HANSEATISCHE RECHTSANWALTSKAMMER HAMBURG
Ausgabe 4/2025 vom 4. September 2025

Anwalt in eigener Sache und Pflicht zur elektronischen Einreichung bei Gericht

Bekanntlich müssen Rechtsanwältinnen und Rechtsanwälte seit dem 1.1.2022 ihre Schriftsätze und Anträge grundsätzlich als elektronisches Dokument über einen sicheren Übermittlungsweg an die Gerichte übermitteln. Wie bereits im Kammerreport, Ausgabe 4/2024, berichtet, entschied der BGH am 4.4.2024 (I ZB 64/23), dass diese Pflicht nicht nur bei der beruflichen Tätigkeit für Mandantinnen und Mandanten gilt, sondern auch dann, wenn Anwältinnen und Anwälte in eigener Sache – also privat – handeln.
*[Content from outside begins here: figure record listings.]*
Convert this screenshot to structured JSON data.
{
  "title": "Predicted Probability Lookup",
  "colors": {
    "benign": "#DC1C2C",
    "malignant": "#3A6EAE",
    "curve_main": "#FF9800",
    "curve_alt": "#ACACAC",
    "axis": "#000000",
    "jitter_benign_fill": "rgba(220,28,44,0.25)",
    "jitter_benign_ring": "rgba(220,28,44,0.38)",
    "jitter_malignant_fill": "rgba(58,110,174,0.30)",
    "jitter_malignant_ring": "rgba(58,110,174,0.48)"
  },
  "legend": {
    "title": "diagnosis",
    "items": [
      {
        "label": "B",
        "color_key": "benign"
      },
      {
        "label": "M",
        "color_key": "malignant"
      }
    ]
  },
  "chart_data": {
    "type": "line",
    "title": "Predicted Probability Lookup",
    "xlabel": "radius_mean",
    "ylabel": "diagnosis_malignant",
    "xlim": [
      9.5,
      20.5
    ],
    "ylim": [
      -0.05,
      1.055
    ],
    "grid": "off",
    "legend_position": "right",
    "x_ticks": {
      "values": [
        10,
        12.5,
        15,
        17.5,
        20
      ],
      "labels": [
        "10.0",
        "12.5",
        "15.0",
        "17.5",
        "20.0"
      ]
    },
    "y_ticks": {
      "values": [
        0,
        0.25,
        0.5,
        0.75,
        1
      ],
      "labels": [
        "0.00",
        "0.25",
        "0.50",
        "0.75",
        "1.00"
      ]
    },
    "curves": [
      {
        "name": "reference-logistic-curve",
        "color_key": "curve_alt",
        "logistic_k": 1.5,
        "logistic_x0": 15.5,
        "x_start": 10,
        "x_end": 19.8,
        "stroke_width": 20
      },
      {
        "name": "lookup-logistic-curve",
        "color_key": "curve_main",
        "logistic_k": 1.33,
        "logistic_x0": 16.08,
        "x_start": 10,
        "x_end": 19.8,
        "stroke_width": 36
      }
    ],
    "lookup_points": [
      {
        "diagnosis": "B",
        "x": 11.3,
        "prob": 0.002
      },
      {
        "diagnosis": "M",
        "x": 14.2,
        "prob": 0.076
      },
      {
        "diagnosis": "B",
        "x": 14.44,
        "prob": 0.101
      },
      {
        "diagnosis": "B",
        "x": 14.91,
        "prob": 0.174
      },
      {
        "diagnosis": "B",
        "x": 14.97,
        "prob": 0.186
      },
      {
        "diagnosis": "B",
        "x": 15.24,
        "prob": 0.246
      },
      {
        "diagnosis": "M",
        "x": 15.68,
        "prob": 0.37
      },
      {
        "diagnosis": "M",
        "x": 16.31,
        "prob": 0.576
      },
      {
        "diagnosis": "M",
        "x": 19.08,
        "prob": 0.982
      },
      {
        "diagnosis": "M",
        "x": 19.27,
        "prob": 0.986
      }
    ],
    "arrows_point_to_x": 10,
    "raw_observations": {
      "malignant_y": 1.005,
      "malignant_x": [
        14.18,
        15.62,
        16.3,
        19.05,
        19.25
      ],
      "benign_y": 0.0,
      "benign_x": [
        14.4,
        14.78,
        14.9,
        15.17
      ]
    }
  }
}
Nach Auffassung des BGH ergebe sich schon aus dem Wortlaut des § 130d Satz 1 ZPO keine Beschränkung auf den Fall der Vertretung einer Partei durch einen Rechtsanwalt. Auch aus dem Zweck der Norm, den elektronischen Rechtsverkehr auf breiter Ebene zu etablieren, ließe sich ein weites, statusbezogenes Verständnis der Nutzungspflicht entnehmen.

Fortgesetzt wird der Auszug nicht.